Modern Mashup

Bob Simon profiles 26-year-old Venezuelan conducting phenom Gustavo Dudamel on 60 Minutes. Read the full story at the link or watch this video:

The piece dwells lovingly on Dudamel’s (extreme) youth and passion, setting up a rather Obama-like “hope and change” narrative. Dudamel himself is apparently a product of El Sistema, a social change movement disguised as a youth orchestra program for poor Venezuelan children.
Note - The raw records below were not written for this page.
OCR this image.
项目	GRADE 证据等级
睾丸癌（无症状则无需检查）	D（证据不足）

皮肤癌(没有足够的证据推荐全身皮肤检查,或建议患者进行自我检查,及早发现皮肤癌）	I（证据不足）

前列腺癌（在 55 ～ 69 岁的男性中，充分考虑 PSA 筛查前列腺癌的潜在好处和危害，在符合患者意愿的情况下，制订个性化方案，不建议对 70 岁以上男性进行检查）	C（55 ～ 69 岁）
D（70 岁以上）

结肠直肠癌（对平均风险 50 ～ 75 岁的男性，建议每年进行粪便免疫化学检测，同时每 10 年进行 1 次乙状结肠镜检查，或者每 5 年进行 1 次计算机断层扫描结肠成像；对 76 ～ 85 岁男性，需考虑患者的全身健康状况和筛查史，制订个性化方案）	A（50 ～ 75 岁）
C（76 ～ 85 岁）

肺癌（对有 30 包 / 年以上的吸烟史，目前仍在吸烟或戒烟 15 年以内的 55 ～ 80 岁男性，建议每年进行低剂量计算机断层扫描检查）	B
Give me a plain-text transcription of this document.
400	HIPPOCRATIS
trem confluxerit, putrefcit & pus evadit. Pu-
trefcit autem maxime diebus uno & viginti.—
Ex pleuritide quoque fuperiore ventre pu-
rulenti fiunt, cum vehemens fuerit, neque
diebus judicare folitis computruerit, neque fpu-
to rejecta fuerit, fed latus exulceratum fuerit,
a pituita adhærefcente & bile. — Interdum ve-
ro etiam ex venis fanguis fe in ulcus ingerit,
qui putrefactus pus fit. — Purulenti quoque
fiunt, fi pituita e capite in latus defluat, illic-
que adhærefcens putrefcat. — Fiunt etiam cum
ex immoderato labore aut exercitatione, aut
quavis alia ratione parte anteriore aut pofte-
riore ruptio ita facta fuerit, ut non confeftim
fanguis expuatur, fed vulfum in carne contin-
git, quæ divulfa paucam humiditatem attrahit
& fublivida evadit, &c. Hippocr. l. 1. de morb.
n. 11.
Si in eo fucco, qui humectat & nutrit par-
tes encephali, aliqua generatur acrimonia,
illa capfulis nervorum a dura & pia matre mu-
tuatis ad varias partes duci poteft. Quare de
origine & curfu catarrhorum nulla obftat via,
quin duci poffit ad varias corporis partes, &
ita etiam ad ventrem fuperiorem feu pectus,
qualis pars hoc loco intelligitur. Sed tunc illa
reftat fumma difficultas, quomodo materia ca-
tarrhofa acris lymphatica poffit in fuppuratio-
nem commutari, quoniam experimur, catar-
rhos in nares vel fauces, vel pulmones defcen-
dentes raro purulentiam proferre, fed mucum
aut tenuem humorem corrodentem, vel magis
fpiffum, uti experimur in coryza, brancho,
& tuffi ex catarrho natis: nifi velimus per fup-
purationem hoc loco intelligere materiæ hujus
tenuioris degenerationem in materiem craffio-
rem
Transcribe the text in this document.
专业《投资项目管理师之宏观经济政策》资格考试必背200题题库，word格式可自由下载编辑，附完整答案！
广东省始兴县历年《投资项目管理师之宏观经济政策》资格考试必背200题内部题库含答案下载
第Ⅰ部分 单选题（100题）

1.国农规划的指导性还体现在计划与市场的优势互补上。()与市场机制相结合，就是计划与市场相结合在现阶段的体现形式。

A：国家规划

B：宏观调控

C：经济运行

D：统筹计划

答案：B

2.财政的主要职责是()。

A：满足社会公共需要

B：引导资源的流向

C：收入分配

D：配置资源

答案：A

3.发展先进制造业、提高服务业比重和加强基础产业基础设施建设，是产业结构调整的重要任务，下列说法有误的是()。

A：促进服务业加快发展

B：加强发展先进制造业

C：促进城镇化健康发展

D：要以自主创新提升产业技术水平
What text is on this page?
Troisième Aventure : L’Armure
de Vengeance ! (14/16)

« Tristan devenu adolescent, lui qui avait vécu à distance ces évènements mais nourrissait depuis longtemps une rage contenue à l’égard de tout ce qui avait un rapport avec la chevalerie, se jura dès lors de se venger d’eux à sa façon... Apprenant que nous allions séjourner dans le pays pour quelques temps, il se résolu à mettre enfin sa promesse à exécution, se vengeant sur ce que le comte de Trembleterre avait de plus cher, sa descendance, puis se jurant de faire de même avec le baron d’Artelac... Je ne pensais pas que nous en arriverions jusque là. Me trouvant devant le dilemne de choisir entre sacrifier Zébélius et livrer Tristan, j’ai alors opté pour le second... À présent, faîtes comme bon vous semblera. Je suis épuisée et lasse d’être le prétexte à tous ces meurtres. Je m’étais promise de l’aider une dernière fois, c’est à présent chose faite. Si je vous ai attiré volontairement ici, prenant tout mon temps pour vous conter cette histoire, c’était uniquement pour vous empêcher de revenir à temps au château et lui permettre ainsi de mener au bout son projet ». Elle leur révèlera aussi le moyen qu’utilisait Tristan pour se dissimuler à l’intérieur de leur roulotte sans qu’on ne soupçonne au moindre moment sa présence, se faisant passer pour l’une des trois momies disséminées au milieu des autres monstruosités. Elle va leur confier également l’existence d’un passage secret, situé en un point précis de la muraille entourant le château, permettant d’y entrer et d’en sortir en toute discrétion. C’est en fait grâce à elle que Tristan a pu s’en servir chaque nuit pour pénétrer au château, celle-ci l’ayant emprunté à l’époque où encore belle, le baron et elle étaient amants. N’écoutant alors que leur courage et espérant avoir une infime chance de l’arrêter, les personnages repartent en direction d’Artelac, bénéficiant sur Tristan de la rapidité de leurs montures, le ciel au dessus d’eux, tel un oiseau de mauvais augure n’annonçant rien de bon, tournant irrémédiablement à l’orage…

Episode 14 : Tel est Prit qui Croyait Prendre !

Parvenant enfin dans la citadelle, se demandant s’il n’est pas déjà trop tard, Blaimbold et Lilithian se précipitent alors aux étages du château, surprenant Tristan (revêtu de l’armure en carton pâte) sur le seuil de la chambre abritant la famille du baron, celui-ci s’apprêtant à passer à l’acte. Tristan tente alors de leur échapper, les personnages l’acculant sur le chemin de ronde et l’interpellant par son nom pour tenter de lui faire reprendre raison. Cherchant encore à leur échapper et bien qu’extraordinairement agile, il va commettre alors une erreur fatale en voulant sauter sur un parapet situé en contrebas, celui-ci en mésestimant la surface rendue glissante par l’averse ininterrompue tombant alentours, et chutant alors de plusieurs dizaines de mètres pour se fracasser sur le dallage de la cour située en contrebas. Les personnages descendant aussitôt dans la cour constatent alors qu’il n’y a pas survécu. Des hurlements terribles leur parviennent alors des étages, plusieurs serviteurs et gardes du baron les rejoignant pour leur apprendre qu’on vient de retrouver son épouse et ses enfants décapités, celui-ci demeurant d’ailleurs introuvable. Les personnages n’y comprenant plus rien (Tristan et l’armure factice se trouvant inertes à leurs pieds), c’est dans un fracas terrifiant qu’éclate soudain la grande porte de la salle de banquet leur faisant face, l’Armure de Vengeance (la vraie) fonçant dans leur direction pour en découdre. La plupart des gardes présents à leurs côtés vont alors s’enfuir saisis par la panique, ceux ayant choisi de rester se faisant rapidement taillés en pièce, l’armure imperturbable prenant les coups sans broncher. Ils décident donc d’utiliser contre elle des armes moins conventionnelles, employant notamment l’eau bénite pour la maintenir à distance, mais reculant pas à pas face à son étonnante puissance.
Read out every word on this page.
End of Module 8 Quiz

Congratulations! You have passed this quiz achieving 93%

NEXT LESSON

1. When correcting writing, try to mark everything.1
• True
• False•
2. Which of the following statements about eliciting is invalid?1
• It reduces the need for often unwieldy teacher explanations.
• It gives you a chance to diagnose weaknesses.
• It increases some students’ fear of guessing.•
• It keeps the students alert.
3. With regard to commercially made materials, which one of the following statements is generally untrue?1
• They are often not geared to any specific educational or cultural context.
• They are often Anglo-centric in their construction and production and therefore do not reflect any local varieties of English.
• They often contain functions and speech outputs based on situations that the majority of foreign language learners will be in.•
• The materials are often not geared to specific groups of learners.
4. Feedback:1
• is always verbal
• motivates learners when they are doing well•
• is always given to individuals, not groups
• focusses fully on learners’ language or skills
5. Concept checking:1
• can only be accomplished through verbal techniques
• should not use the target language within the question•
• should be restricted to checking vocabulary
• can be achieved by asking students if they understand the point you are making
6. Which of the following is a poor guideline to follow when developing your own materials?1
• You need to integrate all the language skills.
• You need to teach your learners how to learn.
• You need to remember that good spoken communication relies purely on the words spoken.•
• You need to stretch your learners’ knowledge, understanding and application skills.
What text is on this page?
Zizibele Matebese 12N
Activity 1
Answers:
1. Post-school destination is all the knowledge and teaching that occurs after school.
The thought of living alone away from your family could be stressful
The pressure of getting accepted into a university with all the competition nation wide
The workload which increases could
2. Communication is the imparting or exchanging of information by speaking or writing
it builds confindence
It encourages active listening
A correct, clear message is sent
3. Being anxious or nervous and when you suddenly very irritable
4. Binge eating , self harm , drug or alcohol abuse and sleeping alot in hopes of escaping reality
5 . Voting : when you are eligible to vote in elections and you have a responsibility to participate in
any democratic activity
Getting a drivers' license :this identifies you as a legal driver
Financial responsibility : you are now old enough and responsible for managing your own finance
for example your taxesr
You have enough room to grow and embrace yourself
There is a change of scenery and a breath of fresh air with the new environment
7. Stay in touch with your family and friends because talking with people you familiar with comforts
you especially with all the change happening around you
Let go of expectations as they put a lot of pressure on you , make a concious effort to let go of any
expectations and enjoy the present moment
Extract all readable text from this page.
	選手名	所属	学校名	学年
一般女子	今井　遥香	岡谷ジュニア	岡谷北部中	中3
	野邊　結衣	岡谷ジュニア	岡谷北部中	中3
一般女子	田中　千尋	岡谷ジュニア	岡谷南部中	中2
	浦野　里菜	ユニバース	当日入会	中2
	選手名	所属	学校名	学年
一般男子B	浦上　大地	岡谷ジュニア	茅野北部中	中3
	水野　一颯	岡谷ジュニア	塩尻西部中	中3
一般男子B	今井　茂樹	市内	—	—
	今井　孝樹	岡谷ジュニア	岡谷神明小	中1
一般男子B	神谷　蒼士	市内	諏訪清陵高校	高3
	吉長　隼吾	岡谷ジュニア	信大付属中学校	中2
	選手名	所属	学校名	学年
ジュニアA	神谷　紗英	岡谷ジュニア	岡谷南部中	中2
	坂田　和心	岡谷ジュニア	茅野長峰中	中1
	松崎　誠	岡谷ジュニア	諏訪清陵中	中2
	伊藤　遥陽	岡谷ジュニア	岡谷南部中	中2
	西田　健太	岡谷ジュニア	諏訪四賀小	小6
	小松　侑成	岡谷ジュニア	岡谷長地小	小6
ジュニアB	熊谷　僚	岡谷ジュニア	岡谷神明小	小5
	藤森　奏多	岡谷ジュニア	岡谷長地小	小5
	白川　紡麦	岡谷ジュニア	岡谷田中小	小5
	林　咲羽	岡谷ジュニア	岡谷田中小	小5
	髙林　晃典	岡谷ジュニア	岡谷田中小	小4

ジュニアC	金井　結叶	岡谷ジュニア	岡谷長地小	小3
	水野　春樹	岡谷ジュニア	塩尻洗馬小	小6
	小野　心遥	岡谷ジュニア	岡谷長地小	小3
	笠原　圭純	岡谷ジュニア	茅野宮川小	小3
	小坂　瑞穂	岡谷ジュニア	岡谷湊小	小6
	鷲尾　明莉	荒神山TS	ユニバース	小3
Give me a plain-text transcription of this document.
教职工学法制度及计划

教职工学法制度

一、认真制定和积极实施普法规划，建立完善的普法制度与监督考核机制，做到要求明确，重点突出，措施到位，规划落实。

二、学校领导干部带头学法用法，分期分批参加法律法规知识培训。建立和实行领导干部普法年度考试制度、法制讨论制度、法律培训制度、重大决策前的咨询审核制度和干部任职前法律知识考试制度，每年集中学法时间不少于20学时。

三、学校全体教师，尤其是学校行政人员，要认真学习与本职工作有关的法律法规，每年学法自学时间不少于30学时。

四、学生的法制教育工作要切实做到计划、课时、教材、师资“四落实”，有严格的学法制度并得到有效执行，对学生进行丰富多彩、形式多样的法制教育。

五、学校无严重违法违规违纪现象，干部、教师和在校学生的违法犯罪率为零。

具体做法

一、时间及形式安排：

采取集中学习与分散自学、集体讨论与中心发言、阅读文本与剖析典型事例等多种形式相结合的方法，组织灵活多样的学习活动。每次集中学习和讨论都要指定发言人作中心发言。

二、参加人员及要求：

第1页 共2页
The elderly (by comparison) composer Osvaldo Golijov is the subject of several news items lately, including this pretty good, short introduction from Style magazine. Caught him last week on NPR, teaching inner-city kids to compose “beats” with a laptop. As with Dudamel, it’s hard to get a sense of the actual work, so in love are the journalists with the narrative. (In an interesting tie-in, the Style piece discusses a work Golijov wrote for Dawn Upshaw… who received a “genius grant” from the MacArthur foundation for (can you guess?) “stretching the boundaries of operatic and concert singing.” Much like Golijov a few years ago got one for what one might call musical globalization.

If one is interested in modern music (and I mean both “standard repertory modern” and brand new) a reputable source is Counterstream Radio, a project of the American Music Center.